なぜ接道義務を満たしていない土地に家が建っているのか

建築基準法は昭和25年(1950年)11月23日に施行されました。この法律が定められる前に建築された住宅も少なくありません。

そのため、以前は認められていた建築物が建築基準法の制定・改正によって現在では再建築不可物件として存在しているというわけです。

ちなみに、建築基準法は地震や火事等の災害が発生したときに消防車や救急車などの緊急車両がスムーズに進入できる経路や住民が速やかに避難できる経路などを確保するためのものです。

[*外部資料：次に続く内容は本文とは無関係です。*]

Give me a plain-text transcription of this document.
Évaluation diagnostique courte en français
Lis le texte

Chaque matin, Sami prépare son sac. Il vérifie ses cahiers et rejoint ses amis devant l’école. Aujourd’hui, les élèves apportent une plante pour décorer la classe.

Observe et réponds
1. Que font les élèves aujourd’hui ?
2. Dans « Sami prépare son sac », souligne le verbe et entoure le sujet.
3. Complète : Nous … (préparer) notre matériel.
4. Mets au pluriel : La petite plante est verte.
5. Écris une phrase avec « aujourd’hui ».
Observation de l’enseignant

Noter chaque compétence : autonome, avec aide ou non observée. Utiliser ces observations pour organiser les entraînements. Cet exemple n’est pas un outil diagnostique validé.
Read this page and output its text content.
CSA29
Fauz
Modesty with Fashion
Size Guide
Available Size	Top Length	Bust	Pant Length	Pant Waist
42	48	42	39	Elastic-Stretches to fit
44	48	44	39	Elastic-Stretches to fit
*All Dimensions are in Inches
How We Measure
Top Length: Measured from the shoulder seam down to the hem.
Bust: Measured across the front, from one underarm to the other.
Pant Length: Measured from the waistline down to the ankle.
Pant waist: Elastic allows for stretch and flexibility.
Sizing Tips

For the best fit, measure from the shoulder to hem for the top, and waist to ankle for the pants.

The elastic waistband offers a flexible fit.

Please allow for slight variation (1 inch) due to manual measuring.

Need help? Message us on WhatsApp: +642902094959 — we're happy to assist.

つまり、国民の安全性を第一に考えており意義のある法律だといえます。

幅員4m未満の道路でも建て替えができるケース

建築基準法第43条には「ただし書き」が規定されており、幅員4m未満の道路でも例外が認められています。以下の条件の中でどれか一つでも当てはまれば建て替えが許可されます。

  • 敷地の周囲に公園、緑地、広場などの広い土地があること
  • 敷地が農道や港湾道路など建築基準法上の道路ではないが、公共のために用いられる幅員4m以上の道路に2m以上接していること
  • 特定行政庁が交通上、安全上、防災上、および衛生上支障がないと建築審査会の同意を得られていること

たとえば、下図のように公園が避難、通行の安全、延焼の防止、日照、採光、通風などの市街地環境の確保の観点から道路と同じような機能を果たしている場合です。

路地裏

43条ただし書きの適用許可を認めるかどうかの判断基準は明確に規定されています。そのため、もし条件に適合しそうであれば、一度、役所へ相談してみてください。

もし許可を得られれば、通常の不動産と同じように建て替えできます。

路地裏にある再建築不可の家を建て替える3つの方法

建て替え
路地裏にある再建築不可の家を建て替える方法は主に3つです。

  1. セットバック(敷地後退)する
  2. 隣地を買い取る
  3. 建て替え工事中は隣地を借りて使用できるようにする

これらの方法によって、敷地が接道義務を満たすようにします。

セットバック(敷地後退)する

幅員4m未満の道路に接する家を建て替えるときに、敷地をセットバック(後退)することして道路の幅員が4m以上にすると接道義務を満たすことが可能です。

たとえば、接している道路が幅員2mであれば、セットバックによって敷地を2m後退させます。

しかし、土地の状況によってはセットバックが難しい場所もあります。路地裏にある家が狭小地だとさらに面積が小さくなるため、扱いづらくなってしまう恐れもあります。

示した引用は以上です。